How many times have your friends pointed you to websites that you might never have stumbled across on your own? If your social network is anything like mine, you’ve probably lost track, and gained plenty of interesting sources of information you can use along the way. Don’t get me wrong; I’d never want to give up search engines for navigating the Internet and making some kind of sense out of the chaos. But search engines have a hard time distinguishing certain kinds of information in useful ways; that’s where a human interface can help.
Yahoo! came up with a new service, still in beta as of this writing, that it hopes will tap into social networks to improve its users’ search experiences.
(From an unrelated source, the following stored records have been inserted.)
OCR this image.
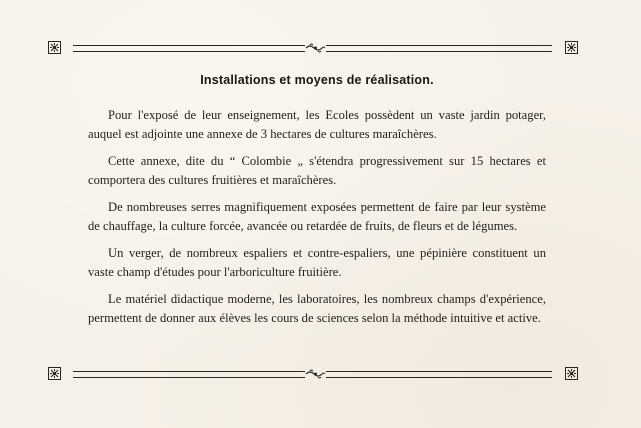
Installations et moyens de réalisation.

Pour l'exposé de leur enseignement, les Ecoles possèdent un vaste jardin potager, auquel est adjointe une annexe de 3 hectares de cultures maraîchères.

Cette annexe, dite du “ Colombie „ s'étendra progressivement sur 15 hectares et comportera des cultures fruitières et maraîchères.

De nombreuses serres magnifiquement exposées permettent de faire par leur système de chauffage, la culture forcée, avancée ou retardée de fruits, de fleurs et de légumes.

Un verger, de nombreux espaliers et contre-espaliers, une pépinière constituent un vaste champ d'études pour l'arboriculture fruitière.

Le matériel didactique moderne, les laboratoires, les nombreux champs d'expérience, permettent de donner aux élèves les cours de sciences selon la méthode intuitive et active.
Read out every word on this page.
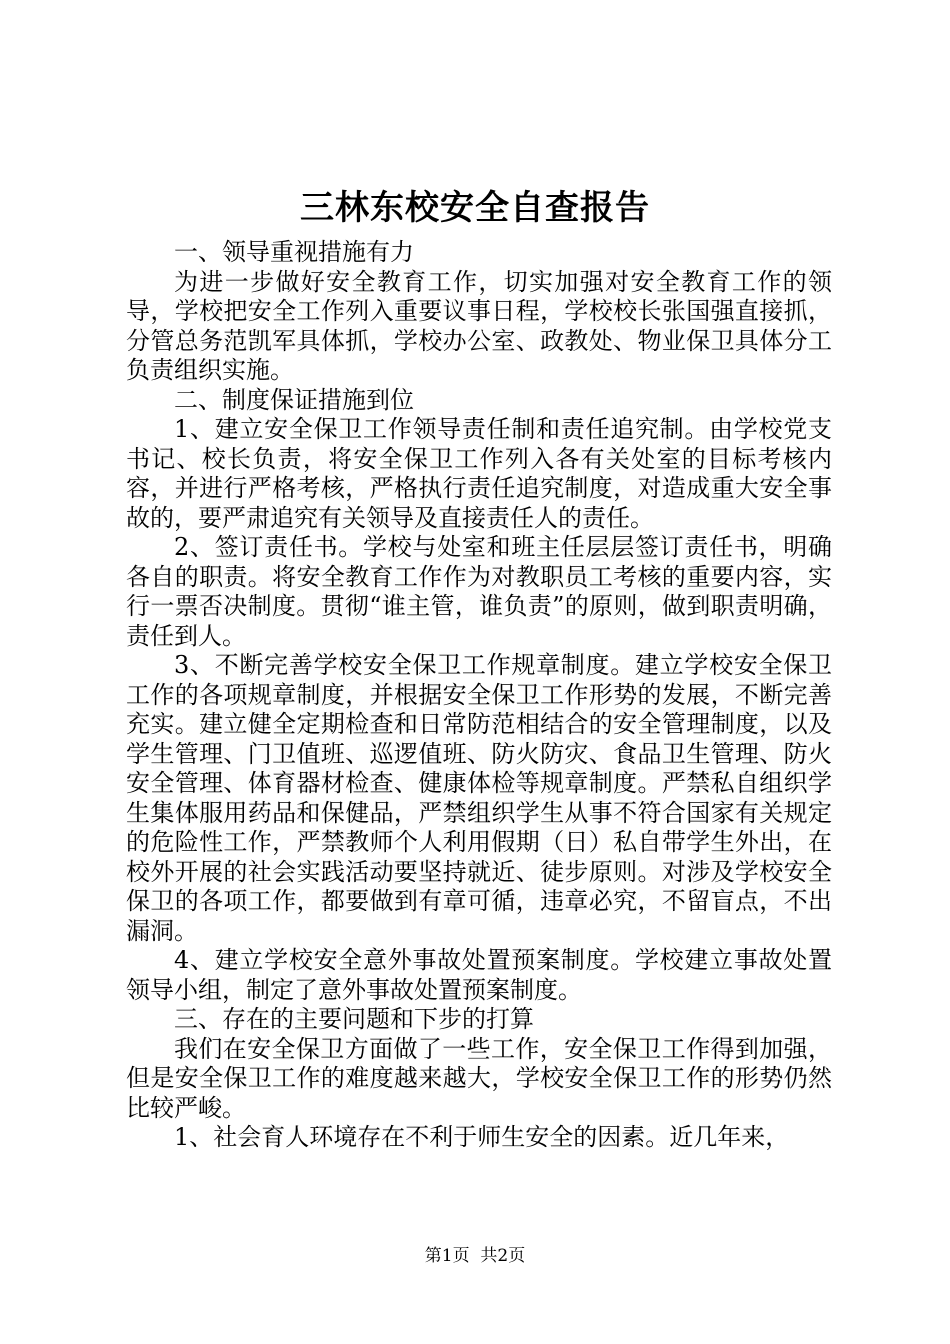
三林东校安全自查报告

一、领导重视措施有力

为进一步做好安全教育工作，切实加强对安全教育工作的领导，学校把安全工作列入重要议事日程，学校校长张国强直接抓，分管总务范凯军具体抓，学校办公室、政教处、物业保卫具体分工负责组织实施。

二、制度保证措施到位

1、建立安全保卫工作领导责任制和责任追究制。由学校党支书记、校长负责，将安全保卫工作列入各有关处室的目标考核内容，并进行严格考核，严格执行责任追究制度，对造成重大安全事故的，要严肃追究有关领导及直接责任人的责任。

2、签订责任书。学校与处室和班主任层层签订责任书，明确各自的职责。将安全教育工作作为对教职员工考核的重要内容，实行一票否决制度。贯彻“谁主管，谁负责”的原则，做到职责明确，责任到人。

3、不断完善学校安全保卫工作规章制度。建立学校安全保卫工作的各项规章制度，并根据安全保卫工作形势的发展，不断完善充实。建立健全定期检查和日常防范相结合的安全管理制度，以及学生管理、门卫值班、巡逻值班、防火防灾、食品卫生管理、防火安全管理、体育器材检查、健康体检等规章制度。严禁私自组织学生集体服用药品和保健品，严禁组织学生从事不符合国家有关规定的危险性工作，严禁教师个人利用假期（日）私自带学生外出，在校外开展的社会实践活动要坚持就近、徒步原则。对涉及学校安全保卫的各项工作，都要做到有章可循，违章必究，不留盲点，不出漏洞。

4、建立学校安全意外事故处置预案制度。学校建立事故处置领导小组，制定了意外事故处置预案制度。

三、存在的主要问题和下步的打算

我们在安全保卫方面做了一些工作，安全保卫工作得到加强，但是安全保卫工作的难度越来越大，学校安全保卫工作的形势仍然比较严峻。

1、社会育人环境存在不利于师生安全的因素。近几年来，

第1页  共2页
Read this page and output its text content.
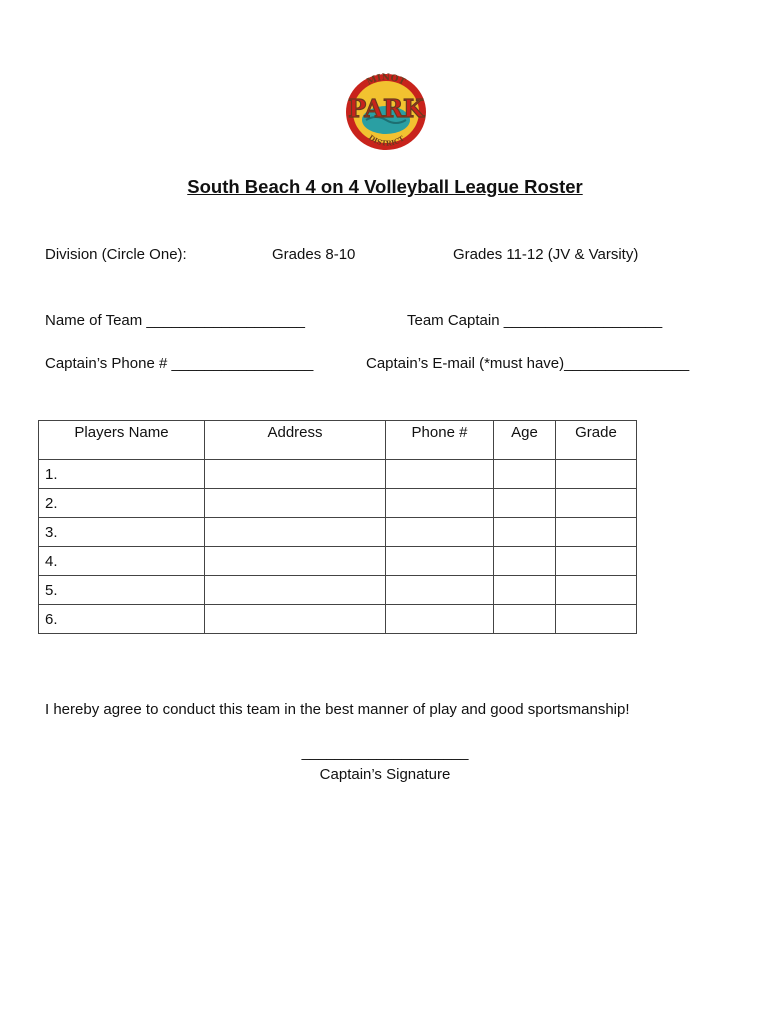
MINOT
PARK
DISTRICT
South Beach 4 on 4 Volleyball League Roster
Division (Circle One):	Grades 8-10	Grades 11-12 (JV & Varsity)
Name of Team ___________________	Team Captain ___________________
Captain’s Phone # _________________	Captain’s E-mail (*must have)_______________
Players Name	Address	Phone #	Age	Grade
1.				
2.				
3.				
4.				
5.				
6.				
I hereby agree to conduct this team in the best manner of play and good sportsmanship!
____________________
Captain’s Signature
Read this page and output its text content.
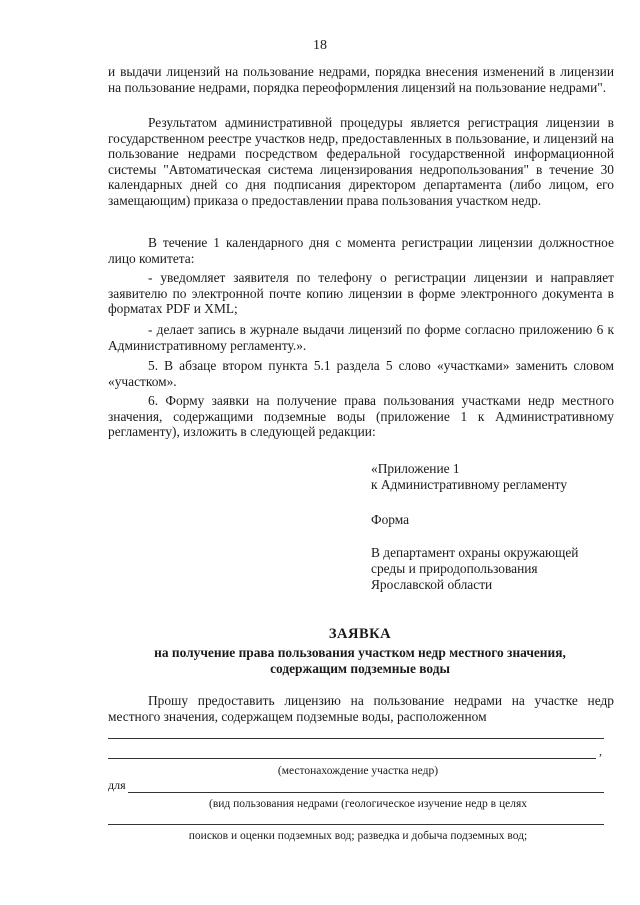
18
и выдачи лицензий на пользование недрами, порядка внесения изменений в лицензии на пользование недрами, порядка переоформления лицензий на пользование недрами".
Результатом административной процедуры является регистрация лицензии в государственном реестре участков недр, предоставленных в пользование, и лицензий на пользование недрами посредством федеральной государственной информационной системы "Автоматическая система лицензирования недропользования" в течение 30 календарных дней со дня подписания директором департамента (либо лицом, его замещающим) приказа о предоставлении права пользования участком недр.
В течение 1 календарного дня с момента регистрации лицензии должностное лицо комитета:
- уведомляет заявителя по телефону о регистрации лицензии и направляет заявителю по электронной почте копию лицензии в форме электронного документа в форматах PDF и XML;
- делает запись в журнале выдачи лицензий по форме согласно приложению 6 к Административному регламенту.».
5. В абзаце втором пункта 5.1 раздела 5 слово «участками» заменить словом «участком».
6. Форму заявки на получение права пользования участками недр местного значения, содержащими подземные воды (приложение 1 к Административному регламенту), изложить в следующей редакции:
«Приложение 1
к Административному регламенту
Форма
В департамент охраны окружающей
среды и природопользования
Ярославской области
ЗАЯВКА
на получение права пользования участком недр местного значения,
содержащим подземные воды
Прошу предоставить лицензию на пользование недрами на участке недр местного значения, содержащем подземные воды, расположенном
,
(местонахождение участка недр)
для
(вид пользования недрами (геологическое изучение недр в целях
поисков и оценки подземных вод; разведка и добыча подземных вод;
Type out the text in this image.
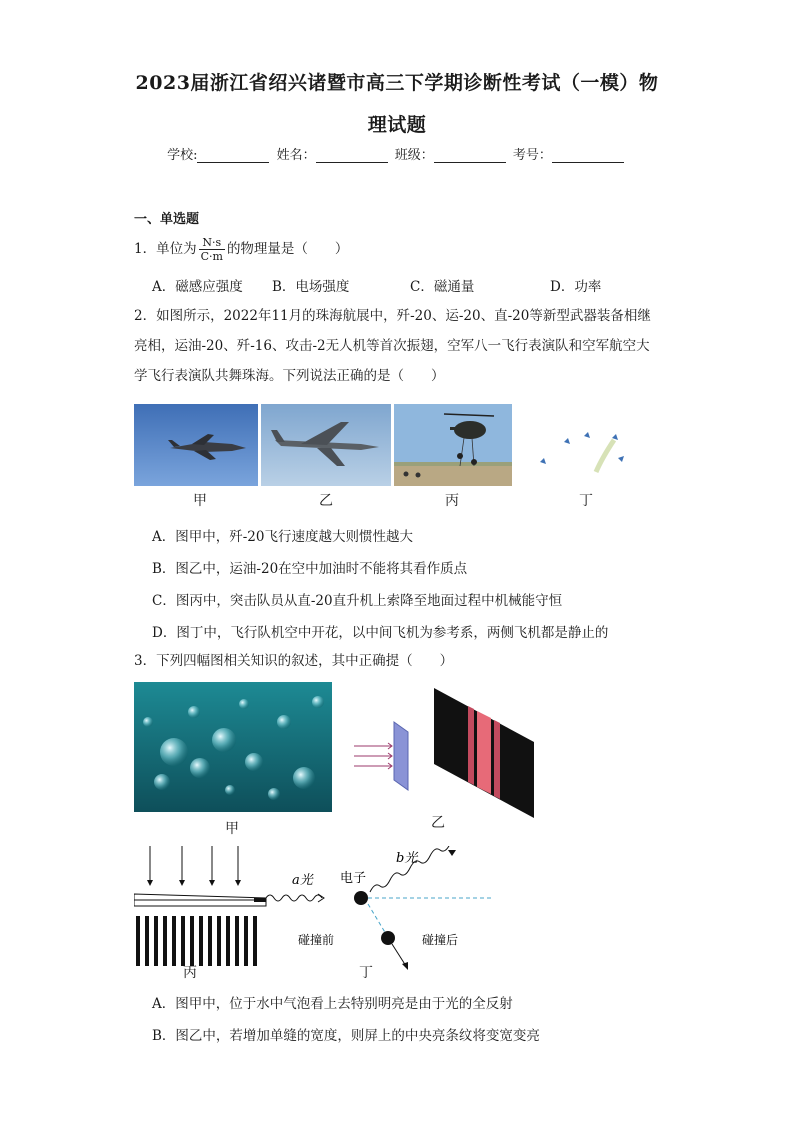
2023届浙江省绍兴诸暨市高三下学期诊断性考试（一模）物
理试题
学校:	姓名：	班级：	考号：
一、单选题
1．单位为 $\frac{N\cdot s}{C\cdot m}$ 的物理量是（　　）
A．磁感应强度 B．电场强度	C．磁通量	D．功率
2．如图所示，2022年11月的珠海航展中，歼-20、运-20、直-20等新型武器装备相继
亮相，运油-20、歼-16、攻击-2无人机等首次振翅，空军八一飞行表演队和空军航空大
学飞行表演队共舞珠海。下列说法正确的是（　　）
甲	乙	丙	丁
A．图甲中，歼-20飞行速度越大则惯性越大
B．图乙中，运油-20在空中加油时不能将其看作质点
C．图丙中，突击队员从直-20直升机上索降至地面过程中机械能守恒
D．图丁中，飞行队机空中开花，以中间飞机为参考系，两侧飞机都是静止的
3．下列四幅图相关知识的叙述，其中正确提（　　）
甲	乙
丙
a光 电子
b光
碰撞前	碰撞后
丁
A．图甲中，位于水中气泡看上去特别明亮是由于光的全反射
B．图乙中，若增加单缝的宽度，则屏上的中央亮条纹将变宽变亮
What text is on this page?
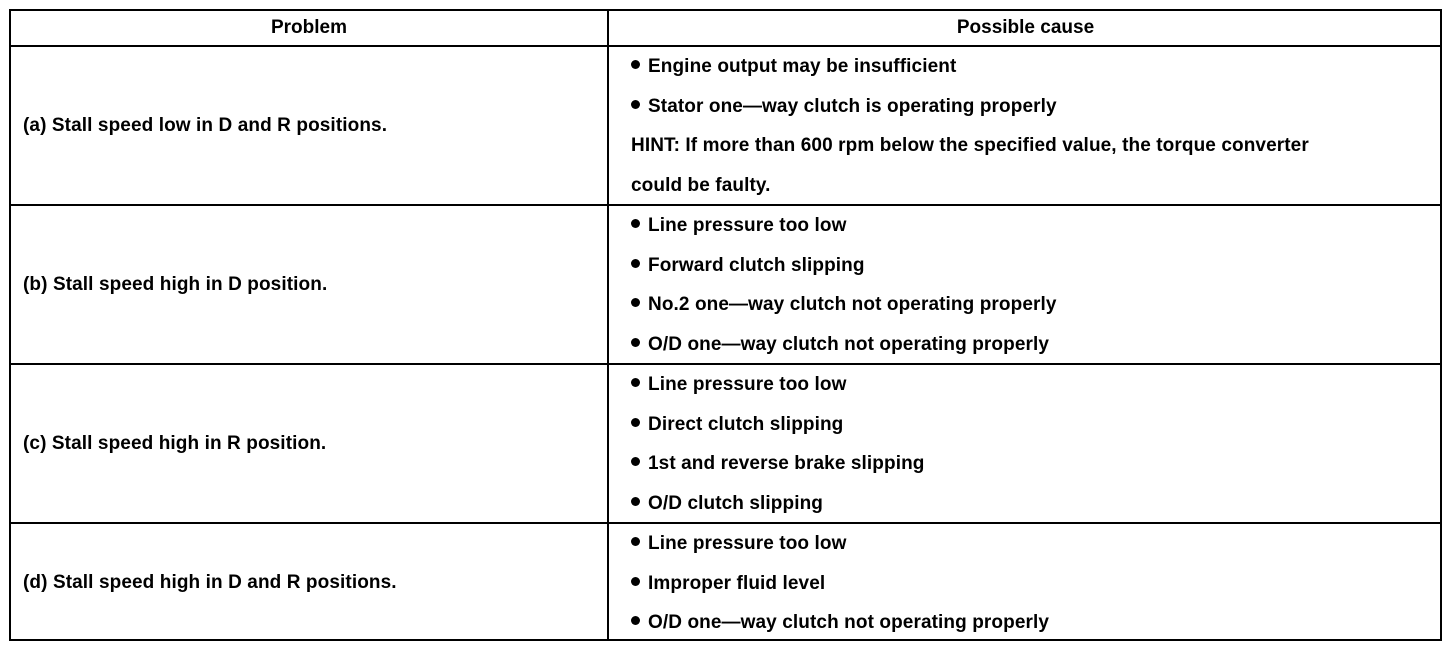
Problem	Possible cause
(a) Stall speed low in D and R positions.
Engine output may be insufficient
Stator one—way clutch is operating properly
HINT: If more than 600 rpm below the specified value, the torque converter
could be faulty.
(b) Stall speed high in D position.
Line pressure too low
Forward clutch slipping
No.2 one—way clutch not operating properly
O/D one—way clutch not operating properly
(c) Stall speed high in R position.
Line pressure too low
Direct clutch slipping
1st and reverse brake slipping
O/D clutch slipping
(d) Stall speed high in D and R positions.
Line pressure too low
Improper fluid level
O/D one—way clutch not operating properly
If you’re a regular reader of Yahoo’s search blog, you may have seen the post discussing it, dated June 28. It’s called My Web 2.0, but I like to think of it as “social search.” In effect, it lets users formally set up their contacts as “human filters” they can consult when they’re looking for something online.
My Web 2.0 takes personal search history one step further. You may have seen and even used a personal search history feature in the Ask Jeeves, Google, and Yahoo search engines. It allows you to keep track of searches you have performed before, and sites you have visited before; most of them let you turn the history “on” and “off,” search within the sites you have cached, and in general do other useful things with your results. The idea is that, over time, you build up a collection of sites in your areas of interest that, while not exactly bookmarked, serve as a smaller universe of resources which you can consult when you don’t want to be hit with the entire Internet – a universe, moreover, that may be more likely to deliver the information you need, since you have already consulted these sites on related matters.
With My Web 2.0, that universe expands to include your friends. Just as you might consult a friend who is wild about gadgets when you want to buy a cell phone that does everything, now you can consult searches that your friends have performed online if you want to find a good website for gadget reviews.